2004 Denver Annual Meeting (November 7–10, 2004)

Paper No. 1
Presentation Time: 8:00 AM-12:00 PM


SUNDBERG, Frederick A., Science Department, Show Low High School, 500 W. Old Linden Rd, Show Low, AZ 85901, freds@show-low.k12.az.us

Natural disasters can have a devastating effect on rural communities and a major impact upon the populations of these areas. However, natural disasters can also provide opportunities for the high school students of these areas to understand their local ecology, undertake a hands-on scientific study, and have a potential impact on community policies. For example, the Rodeo-Chediski Fire in Arizona, 2002, burned approximately 462,000 acres of ponderosa pine forest in central Arizona. In July 2003, the National Forest Service received permission to harvest the burned logs from this area. One point of concern about this logging was the environmental damage that might ensue, including the increased erosion of soils.
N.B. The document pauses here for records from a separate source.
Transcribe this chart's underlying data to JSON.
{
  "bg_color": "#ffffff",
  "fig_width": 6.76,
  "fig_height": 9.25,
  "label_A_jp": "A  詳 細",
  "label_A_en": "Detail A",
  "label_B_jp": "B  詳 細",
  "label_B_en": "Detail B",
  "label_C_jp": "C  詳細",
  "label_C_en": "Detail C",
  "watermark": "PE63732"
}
Students from Show Low High School are actively investigating the soil erosion caused by the Rodeo-Chediski Wildfire and the subsequent logging of the burned wood. The goal of this project is to give students an opportunity to understand and have an impact on environmental decisions in their community, and to let them experience scientific inquiry first hand. We are challenging them to examine their own and others’ existing ideas about the ecology of forests and forest management practices and have them explore new ideas about forest management from a scientific perspective. The methods used in the project are relatively simple, with the construction of “silt fences” to catch sediment being eroded from unburned, burned, and burned/logged areas. This sediment is collected and weighted, and then the erosion rates are calculated and compared between the three different areas. Through this process, students are generating real data on the erosion rates resulting from wildfires and logging that will be of value to the local and scientific communities.